Выпили, закусили жареным лещом, полились речи; каждый гнул свою линию, как это бывает в застольях случайно сошедшихся людей, но линии сходились в одной точке: что было и что сталось со здешними болотами, озерами, птицей, рыбой, клюквой. Коля Птицын говорил, как плакал, дергался-трепыхался:

— Это же раньше весной посмотришь, как турухтаны токуют: у каждого своя одежка, перья, хвосты расщеперят, так важно выхаживают друг перед дружкой, грудка в грудку сходятся, крыльями чертят — это же загляденье, умора! А нынче ни одного турухтана, ни одного зайца. Лису видел, дак она вся облезлая, хвост у нее как у крысы. Такое было богатство — и все прахом пошло! Как теперь говорят, коммунисты все извели...

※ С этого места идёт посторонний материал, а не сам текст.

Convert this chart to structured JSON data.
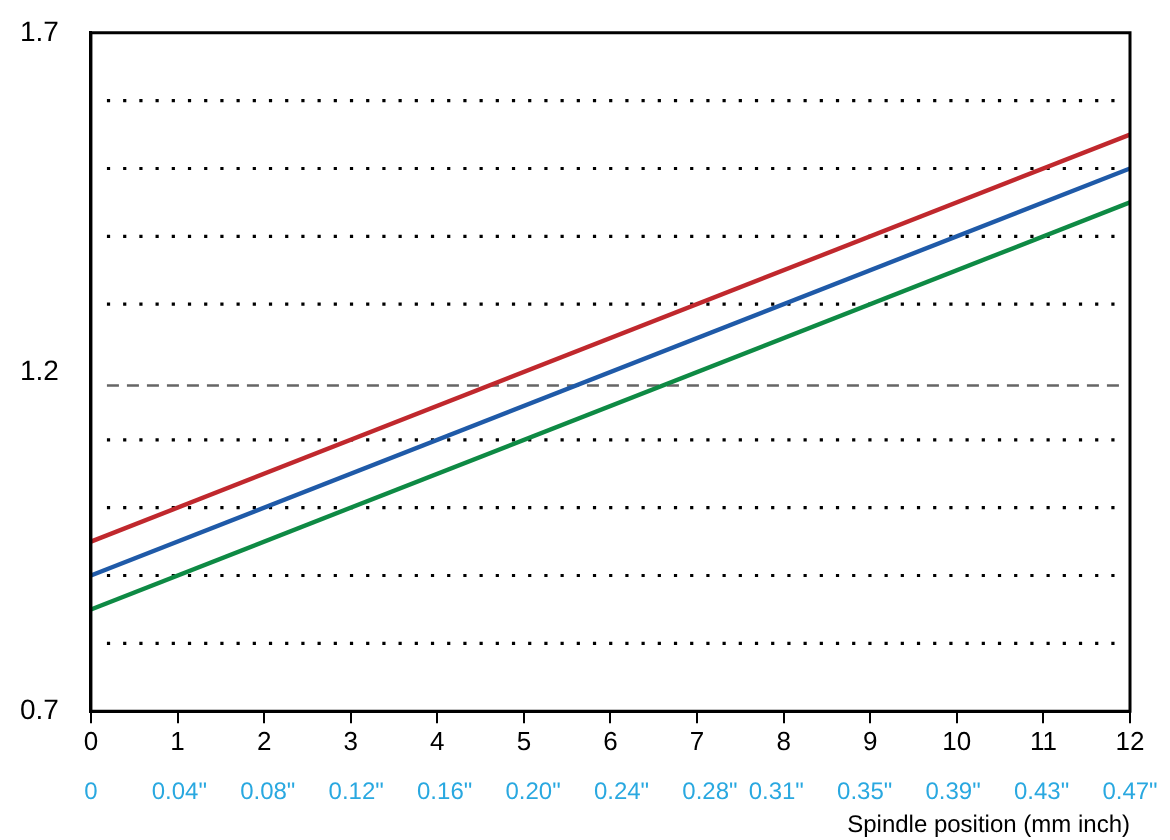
{
  "chart_data": {
    "type": "line",
    "xlabel": "Spindle position (mm inch)",
    "x": [
      0,
      12
    ],
    "series": [
      {
        "color": "#c0282d",
        "values": [
          0.95,
          1.55
        ]
      },
      {
        "color": "#1f5aa8",
        "values": [
          0.9,
          1.5
        ]
      },
      {
        "color": "#0e8a44",
        "values": [
          0.85,
          1.45
        ]
      }
    ],
    "xlim": [
      0,
      12
    ],
    "xticks": [
      0,
      1,
      2,
      3,
      4,
      5,
      6,
      7,
      8,
      9,
      10,
      11,
      12
    ],
    "x2lim": [
      0,
      0.47
    ],
    "x2ticks": [
      0,
      {
        "value": 0.04,
        "label": "0.04\""
      },
      {
        "value": 0.08,
        "label": "0.08\""
      },
      {
        "value": 0.12,
        "label": "0.12\""
      },
      {
        "value": 0.16,
        "label": "0.16\""
      },
      {
        "value": 0.2,
        "label": "0.20\""
      },
      {
        "value": 0.24,
        "label": "0.24\""
      },
      {
        "value": 0.28,
        "label": "0.28\""
      },
      {
        "value": 0.31,
        "label": "0.31\""
      },
      {
        "value": 0.35,
        "label": "0.35\""
      },
      {
        "value": 0.39,
        "label": "0.39\""
      },
      {
        "value": 0.43,
        "label": "0.43\""
      },
      {
        "value": 0.47,
        "label": "0.47\""
      }
    ],
    "ylim": [
      0.7,
      1.7
    ],
    "yticks": [
      0.7,
      {
        "value": 0.8,
        "label": null
      },
      {
        "value": 0.9,
        "label": null
      },
      {
        "value": 1.0,
        "label": null
      },
      {
        "value": 1.1,
        "label": null
      },
      1.2,
      {
        "value": 1.3,
        "label": null
      },
      {
        "value": 1.4,
        "label": null
      },
      {
        "value": 1.5,
        "label": null
      },
      {
        "value": 1.6,
        "label": null
      },
      1.7
    ],
    "ref_lines": [
      {
        "axis": "y",
        "value": 1.18,
        "color": "#666666",
        "line_style": "dashed"
      }
    ],
    "grid": "y",
    "marker": "none",
    "line_style": "solid",
    "legend": false
  }
}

Нечесанов возражал, что коммунисты были разные, но сосед не слушал соседа за нашим столом; каждому явилась будто крайняя нужда высказаться, особливо егерю Птицыну, видимо, наторевшему в застольных беседах, такая у него должность. В моей повести «День-деньской» он выведен как дитя природы: Ванюшка Птахин, бесхитростный, непосредственный, тише воды, ниже травы.

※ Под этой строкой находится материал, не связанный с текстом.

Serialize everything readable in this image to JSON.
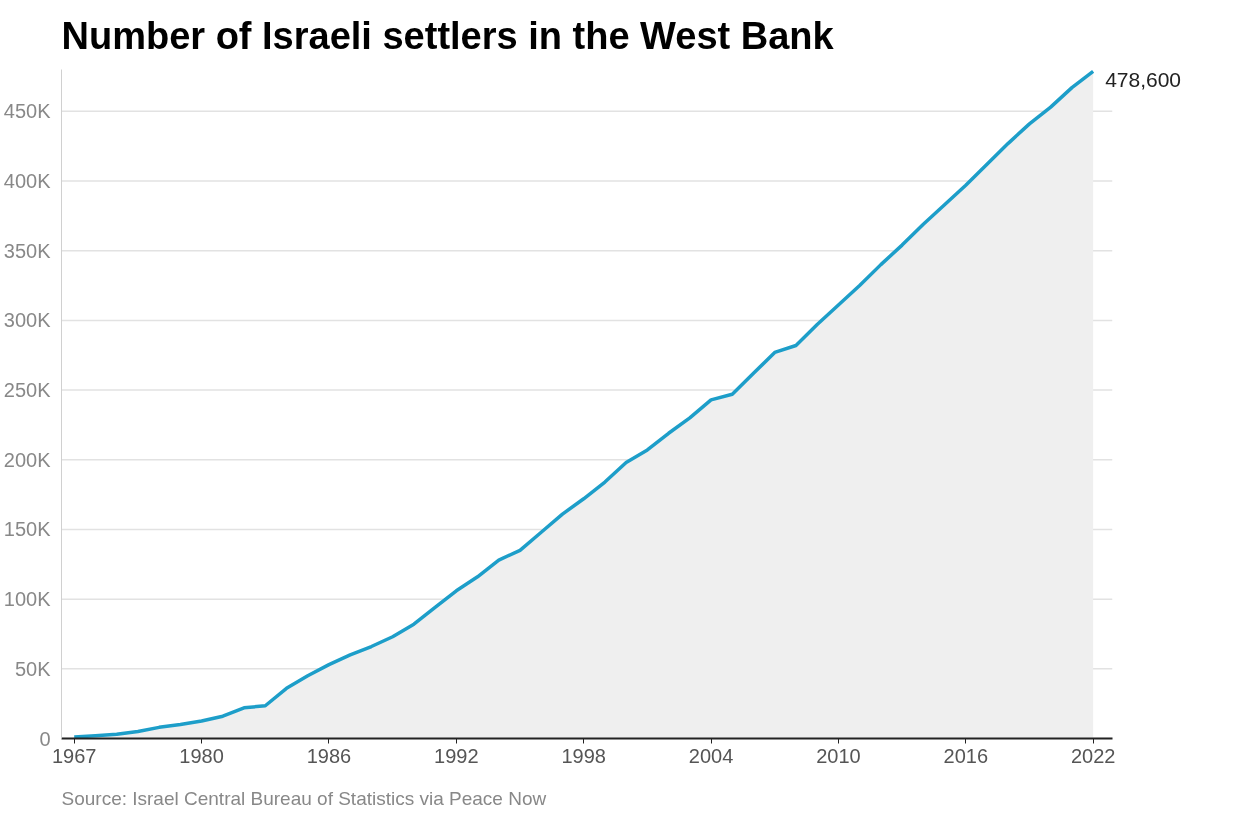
{
  "chart_data": {
    "type": "area",
    "title": "Number of Israeli settlers in the West Bank",
    "categories": [
      "1967",
      null,
      null,
      null,
      null,
      null,
      "1980",
      null,
      null,
      null,
      null,
      null,
      "1986",
      null,
      null,
      null,
      null,
      null,
      "1992",
      null,
      null,
      null,
      null,
      null,
      "1998",
      null,
      null,
      null,
      null,
      null,
      "2004",
      null,
      null,
      null,
      null,
      null,
      "2010",
      null,
      null,
      null,
      null,
      null,
      "2016",
      null,
      null,
      null,
      null,
      null,
      "2022"
    ],
    "series": [
      {
        "color": "#1d9ec9",
        "values": [
          1000,
          2000,
          3000,
          5000,
          8000,
          10000,
          12500,
          16000,
          22000,
          23500,
          36000,
          45000,
          53000,
          60000,
          66000,
          73000,
          82000,
          94000,
          106000,
          116000,
          128000,
          135000,
          148000,
          161000,
          172000,
          184000,
          198000,
          207000,
          219000,
          230000,
          243000,
          247000,
          262000,
          277000,
          282000,
          297000,
          311000,
          325000,
          340000,
          354000,
          369000,
          383000,
          397000,
          412000,
          427000,
          441000,
          453000,
          467000,
          478600
        ],
        "value_labels": [
          null,
          null,
          null,
          null,
          null,
          null,
          null,
          null,
          null,
          null,
          null,
          null,
          null,
          null,
          null,
          null,
          null,
          null,
          null,
          null,
          null,
          null,
          null,
          null,
          null,
          null,
          null,
          null,
          null,
          null,
          null,
          null,
          null,
          null,
          null,
          null,
          null,
          null,
          null,
          null,
          null,
          null,
          null,
          null,
          null,
          null,
          null,
          null,
          "478,600"
        ]
      }
    ],
    "ylim": [
      0,
      480000
    ],
    "yticks": [
      0,
      {
        "value": 50000,
        "label": "50K"
      },
      {
        "value": 100000,
        "label": "100K"
      },
      {
        "value": 150000,
        "label": "150K"
      },
      {
        "value": 200000,
        "label": "200K"
      },
      {
        "value": 250000,
        "label": "250K"
      },
      {
        "value": 300000,
        "label": "300K"
      },
      {
        "value": 350000,
        "label": "350K"
      },
      {
        "value": 400000,
        "label": "400K"
      },
      {
        "value": 450000,
        "label": "450K"
      }
    ],
    "grid": "y",
    "annotations": [
      "Source: Israel Central Bureau of Statistics via Peace Now"
    ]
  }
}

— Ко мне сюда, — баял Коля, — то шведов привезут, то японцев, то китайцев, то финнов. Зачем приезжают? Чего им надо? Я думаю, посмотреть, чем мы дышим. Пошпионить. Тут шведы приезжали, всю ночь водку пили, закуски разные у них тоже с собой привезены. Как светать стало, тот, кто их привез, мне говорит: «Сведи до ручья. Дальше ни шагу. Они ноги промочат — и веди обратно». А у их ружья с нарезными стволами, оптические прицелы. Умора! Ну ладно, идем. Они ружья приготовили, а в лесу — пусто, шаром покати. Сойка взлетела, они все ружья вскинули. «Какая, — спрашивают, — птица?» Я им говорю: «Сойка. Стрелять нельзя». До ручья дошли, а у их сапоги на толстых подошвах, а голенишша низкие. Один в воду сунулся, зачерпнул. «Все, — говорю, — пошли обратно». Они и радехоньки. Сюда же пришли, водку допили. Они мне эти, доллары, дают. А мне — зачем? У их и так за это дело большие деньги уплочены. Я не взял. Тот, кто их привез, он-то взял. Зачем приезжали, не знаю. Может, им денег некуда девать.


Обратно ехали, я рулил, Геннадий делился со мною тем, что не укладывалось в его сознании, накипело в душе. Воспоминания об отце, преподанные им уроки жизни, собственный опыт не находили себе нынче приложения — в государстве, которого не стало, в производстве, которое разладилось, в лесных массивах на берегах Паши, которые вырубили, в родных болотах, которые можно пройти вдоль и поперек с сухой ногой. Память являла Геннадию как бы житийные сцены из утраченного мира.